Menghabiskan Donut Orang Lain


Menjatuhkan vonis atau penghakiman bahwa orang lain telah melakukan kesalahan tanpa pembuktian terkadang-kadang bisa menimbulkan kesulitan-kesulitan—paling tidak menimbulkan rasa malu. Silakan berikan pendapat Anda setelah membaca cerita di bawah ini.

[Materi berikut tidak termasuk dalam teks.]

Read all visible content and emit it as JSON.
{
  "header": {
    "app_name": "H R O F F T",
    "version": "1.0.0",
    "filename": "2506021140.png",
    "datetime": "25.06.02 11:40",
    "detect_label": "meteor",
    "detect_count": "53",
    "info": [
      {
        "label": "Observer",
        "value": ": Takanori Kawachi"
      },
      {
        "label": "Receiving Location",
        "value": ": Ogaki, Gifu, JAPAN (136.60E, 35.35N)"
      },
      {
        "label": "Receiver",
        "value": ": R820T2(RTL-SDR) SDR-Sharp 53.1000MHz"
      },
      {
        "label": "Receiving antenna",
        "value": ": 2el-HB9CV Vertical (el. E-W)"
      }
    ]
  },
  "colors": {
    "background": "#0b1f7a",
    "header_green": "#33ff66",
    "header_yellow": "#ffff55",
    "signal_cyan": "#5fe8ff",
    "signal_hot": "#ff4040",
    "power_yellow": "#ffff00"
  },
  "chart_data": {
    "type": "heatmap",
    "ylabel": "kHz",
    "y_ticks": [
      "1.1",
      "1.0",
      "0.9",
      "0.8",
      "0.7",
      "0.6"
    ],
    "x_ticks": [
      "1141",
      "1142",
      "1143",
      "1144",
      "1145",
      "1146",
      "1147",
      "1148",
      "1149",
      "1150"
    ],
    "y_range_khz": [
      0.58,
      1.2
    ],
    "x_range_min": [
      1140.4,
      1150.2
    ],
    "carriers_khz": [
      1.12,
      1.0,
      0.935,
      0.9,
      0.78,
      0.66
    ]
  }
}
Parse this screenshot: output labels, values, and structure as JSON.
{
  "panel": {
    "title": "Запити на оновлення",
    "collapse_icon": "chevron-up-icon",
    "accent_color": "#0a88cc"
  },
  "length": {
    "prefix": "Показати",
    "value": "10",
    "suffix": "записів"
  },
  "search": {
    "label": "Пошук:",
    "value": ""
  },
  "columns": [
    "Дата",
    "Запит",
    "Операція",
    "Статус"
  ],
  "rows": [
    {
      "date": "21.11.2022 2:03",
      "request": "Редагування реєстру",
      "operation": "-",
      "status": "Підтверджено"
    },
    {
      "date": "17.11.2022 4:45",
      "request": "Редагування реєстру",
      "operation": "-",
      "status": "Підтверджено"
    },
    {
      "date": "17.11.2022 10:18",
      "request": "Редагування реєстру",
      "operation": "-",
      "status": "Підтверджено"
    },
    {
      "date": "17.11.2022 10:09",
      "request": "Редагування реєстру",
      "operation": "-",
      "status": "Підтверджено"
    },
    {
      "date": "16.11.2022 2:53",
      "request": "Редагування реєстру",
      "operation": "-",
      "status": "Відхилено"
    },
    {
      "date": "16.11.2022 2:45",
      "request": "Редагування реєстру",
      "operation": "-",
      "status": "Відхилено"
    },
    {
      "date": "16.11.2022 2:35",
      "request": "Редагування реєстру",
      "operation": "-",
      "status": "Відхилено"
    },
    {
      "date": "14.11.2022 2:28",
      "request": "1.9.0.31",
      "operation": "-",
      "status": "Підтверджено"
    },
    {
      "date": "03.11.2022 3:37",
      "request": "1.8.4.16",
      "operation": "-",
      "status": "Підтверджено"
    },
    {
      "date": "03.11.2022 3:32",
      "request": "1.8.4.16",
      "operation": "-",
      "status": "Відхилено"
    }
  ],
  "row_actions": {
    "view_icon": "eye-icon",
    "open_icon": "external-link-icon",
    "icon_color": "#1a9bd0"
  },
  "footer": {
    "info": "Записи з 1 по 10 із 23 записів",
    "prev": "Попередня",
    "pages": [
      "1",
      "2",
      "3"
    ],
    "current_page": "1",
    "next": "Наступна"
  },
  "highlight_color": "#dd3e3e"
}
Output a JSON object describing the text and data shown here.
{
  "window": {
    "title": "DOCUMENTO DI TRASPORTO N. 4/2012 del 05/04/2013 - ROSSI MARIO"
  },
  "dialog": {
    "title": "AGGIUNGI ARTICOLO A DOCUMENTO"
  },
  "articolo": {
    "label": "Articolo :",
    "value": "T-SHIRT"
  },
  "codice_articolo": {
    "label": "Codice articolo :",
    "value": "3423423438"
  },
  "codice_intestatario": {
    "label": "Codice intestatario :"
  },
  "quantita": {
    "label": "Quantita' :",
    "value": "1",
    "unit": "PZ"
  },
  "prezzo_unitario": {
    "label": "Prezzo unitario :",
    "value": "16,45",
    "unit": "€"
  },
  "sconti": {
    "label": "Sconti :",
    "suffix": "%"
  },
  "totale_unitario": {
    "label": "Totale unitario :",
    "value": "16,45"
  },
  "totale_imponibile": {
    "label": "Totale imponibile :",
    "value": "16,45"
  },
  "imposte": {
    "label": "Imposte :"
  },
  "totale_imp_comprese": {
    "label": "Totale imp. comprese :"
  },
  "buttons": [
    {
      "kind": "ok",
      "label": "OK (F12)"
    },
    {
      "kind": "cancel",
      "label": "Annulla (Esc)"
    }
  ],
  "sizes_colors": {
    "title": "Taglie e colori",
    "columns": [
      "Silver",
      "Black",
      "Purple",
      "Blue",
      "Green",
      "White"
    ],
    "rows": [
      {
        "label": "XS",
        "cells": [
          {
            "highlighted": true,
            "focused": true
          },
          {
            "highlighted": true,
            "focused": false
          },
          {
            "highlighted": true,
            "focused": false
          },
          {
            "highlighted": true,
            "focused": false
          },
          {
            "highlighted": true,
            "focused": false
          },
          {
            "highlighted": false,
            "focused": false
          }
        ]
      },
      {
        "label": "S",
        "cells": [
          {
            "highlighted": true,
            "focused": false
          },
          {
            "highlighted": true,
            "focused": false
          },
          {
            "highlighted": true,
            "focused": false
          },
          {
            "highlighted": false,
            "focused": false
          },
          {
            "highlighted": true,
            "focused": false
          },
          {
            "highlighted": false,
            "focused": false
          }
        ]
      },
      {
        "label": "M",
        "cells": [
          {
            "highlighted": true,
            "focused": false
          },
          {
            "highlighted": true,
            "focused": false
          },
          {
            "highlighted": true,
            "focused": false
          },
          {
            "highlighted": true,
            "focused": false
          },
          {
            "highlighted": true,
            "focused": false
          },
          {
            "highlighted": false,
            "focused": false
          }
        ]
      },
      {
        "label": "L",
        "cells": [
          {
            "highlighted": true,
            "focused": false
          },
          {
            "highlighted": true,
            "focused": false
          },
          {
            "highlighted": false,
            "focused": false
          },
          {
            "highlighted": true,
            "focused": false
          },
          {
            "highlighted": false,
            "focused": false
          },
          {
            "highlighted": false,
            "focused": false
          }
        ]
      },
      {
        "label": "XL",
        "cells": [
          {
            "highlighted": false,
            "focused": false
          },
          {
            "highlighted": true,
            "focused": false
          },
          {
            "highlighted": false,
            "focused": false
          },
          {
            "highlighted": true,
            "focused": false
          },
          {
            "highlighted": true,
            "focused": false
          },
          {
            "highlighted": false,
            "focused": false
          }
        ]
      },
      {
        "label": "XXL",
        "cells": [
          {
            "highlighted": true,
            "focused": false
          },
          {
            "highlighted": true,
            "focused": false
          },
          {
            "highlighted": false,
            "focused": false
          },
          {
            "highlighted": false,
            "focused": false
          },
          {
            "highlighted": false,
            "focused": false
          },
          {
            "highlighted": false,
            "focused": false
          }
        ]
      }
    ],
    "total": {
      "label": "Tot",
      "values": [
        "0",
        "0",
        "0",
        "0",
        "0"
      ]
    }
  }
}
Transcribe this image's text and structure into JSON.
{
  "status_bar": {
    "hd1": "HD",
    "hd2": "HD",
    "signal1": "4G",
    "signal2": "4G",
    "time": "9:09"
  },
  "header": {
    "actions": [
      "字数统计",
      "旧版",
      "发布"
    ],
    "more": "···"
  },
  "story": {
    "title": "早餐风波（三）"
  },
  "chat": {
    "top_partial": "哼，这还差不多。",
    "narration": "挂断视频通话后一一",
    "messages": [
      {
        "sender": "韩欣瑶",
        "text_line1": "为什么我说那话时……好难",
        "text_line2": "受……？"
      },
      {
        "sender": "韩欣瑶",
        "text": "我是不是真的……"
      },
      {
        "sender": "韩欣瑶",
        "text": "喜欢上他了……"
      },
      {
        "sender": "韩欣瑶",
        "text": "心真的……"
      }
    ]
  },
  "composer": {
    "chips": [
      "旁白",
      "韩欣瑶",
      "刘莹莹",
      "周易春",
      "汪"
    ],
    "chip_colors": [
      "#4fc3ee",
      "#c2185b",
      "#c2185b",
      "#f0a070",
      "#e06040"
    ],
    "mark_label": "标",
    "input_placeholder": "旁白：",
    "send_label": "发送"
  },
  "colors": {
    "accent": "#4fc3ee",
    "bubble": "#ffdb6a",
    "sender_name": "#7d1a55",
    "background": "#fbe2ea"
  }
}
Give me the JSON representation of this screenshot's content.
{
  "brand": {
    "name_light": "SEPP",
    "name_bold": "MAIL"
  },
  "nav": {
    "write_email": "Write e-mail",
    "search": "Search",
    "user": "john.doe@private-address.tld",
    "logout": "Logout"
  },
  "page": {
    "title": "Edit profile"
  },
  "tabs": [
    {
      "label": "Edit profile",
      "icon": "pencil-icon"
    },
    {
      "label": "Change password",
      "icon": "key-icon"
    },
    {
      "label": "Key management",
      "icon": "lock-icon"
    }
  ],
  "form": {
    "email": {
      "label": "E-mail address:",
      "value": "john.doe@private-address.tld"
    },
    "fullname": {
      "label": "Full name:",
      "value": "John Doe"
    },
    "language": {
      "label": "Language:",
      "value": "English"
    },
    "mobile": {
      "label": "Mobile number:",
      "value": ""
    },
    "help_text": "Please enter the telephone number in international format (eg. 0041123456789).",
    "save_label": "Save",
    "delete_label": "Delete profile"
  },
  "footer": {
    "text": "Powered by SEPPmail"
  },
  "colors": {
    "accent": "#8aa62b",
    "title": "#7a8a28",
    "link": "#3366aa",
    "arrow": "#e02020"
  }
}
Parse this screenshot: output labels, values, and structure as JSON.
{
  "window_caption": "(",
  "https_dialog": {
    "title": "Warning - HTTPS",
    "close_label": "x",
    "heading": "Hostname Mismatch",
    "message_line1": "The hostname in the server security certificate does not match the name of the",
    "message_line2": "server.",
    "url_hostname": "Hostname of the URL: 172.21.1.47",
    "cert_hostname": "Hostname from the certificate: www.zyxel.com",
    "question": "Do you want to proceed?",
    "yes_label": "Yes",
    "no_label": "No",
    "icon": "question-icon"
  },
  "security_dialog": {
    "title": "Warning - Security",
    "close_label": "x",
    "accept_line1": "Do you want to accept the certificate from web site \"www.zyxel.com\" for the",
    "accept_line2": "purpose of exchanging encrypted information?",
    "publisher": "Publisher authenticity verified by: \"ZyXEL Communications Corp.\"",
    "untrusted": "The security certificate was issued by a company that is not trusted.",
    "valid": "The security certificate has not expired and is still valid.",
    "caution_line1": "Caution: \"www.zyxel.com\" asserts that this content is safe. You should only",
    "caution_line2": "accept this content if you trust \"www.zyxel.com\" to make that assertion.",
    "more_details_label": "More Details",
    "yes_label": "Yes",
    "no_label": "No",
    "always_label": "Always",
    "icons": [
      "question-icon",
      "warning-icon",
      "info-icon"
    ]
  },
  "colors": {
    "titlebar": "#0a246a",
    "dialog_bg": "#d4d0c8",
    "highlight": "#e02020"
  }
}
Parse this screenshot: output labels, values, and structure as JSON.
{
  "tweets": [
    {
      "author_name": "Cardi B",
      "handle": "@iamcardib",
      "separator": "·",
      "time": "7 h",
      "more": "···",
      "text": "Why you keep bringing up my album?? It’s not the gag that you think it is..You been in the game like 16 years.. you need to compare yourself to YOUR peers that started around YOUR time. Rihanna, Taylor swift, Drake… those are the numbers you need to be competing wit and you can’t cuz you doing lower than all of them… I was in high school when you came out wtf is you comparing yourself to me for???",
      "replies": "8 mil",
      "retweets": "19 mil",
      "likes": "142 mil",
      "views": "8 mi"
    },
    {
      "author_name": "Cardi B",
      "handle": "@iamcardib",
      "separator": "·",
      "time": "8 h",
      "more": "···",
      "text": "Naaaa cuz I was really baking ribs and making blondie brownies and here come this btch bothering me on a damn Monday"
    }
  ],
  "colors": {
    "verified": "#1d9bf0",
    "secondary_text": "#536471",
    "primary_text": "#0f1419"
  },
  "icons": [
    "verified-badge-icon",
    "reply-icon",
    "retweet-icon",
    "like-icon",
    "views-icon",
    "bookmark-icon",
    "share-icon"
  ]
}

Amel adalah seorang wanita karir muda yang gegabah dan jarang berpikir untuk kedua kalinya dalam memutuskan sesuatu atau menyatakan pendapat. Amel sering melakukan perjalan bisnis keluar kota, seperti hari itu. Ketika ia tiba di bandara Soekarno-Hatta dan check-in, ternyata penerbangannya mengalami keterlambatan. Amel merasa kesal. Mengapa perusahaan-perusahaan penerbangan di Indonesia tak pernah bisa tepat waktu sih? Apakah para pengurusnya tidak pernah belajar time management. Amel mendumel dalam hati. Karena merasa agak lapar, ia lalu membeli beberapa donat berukuran mini dengan bermacam rasa; ada cokelat, strawberry, karamel dan sebagainya. Amel kemudian duduk di bangku ruang tunggu, berusaha mengatasi perasaan bosan dengan mengupdate status fesbuk, apalagi yang diposnya kalau bukan tentang pelayanan penerbangan yang buruk dan selalu telat itu. Setelah menyebarluaskan kekesalannya, Amel kemudian asik mengecek pos teman-teman fesbuknya. Sementara tangan kanannya sibuk memainkan kursor laptop-nya, tangan kirinya menyambil donut yang ditaruhnya di sebelah kiri. Tanpa terasa, donat itu berpindah ke perutnya hingga jemarinya menyentuh kotak donat hanya menemukan satu donat dan ketika ia menghitung-hitung sebenarnya berapa donat yang telah dimakannya, jari-jarinya bersentuhan dengan jari-jemari lain. Amel cepat menoleh.

                Pria itu tersenyum dan mempersilakan Amel mengambil donut terakhir itu.Amel naik pitam. Kurang ajar banget sih orang ini? Lancang banget makan donutku?!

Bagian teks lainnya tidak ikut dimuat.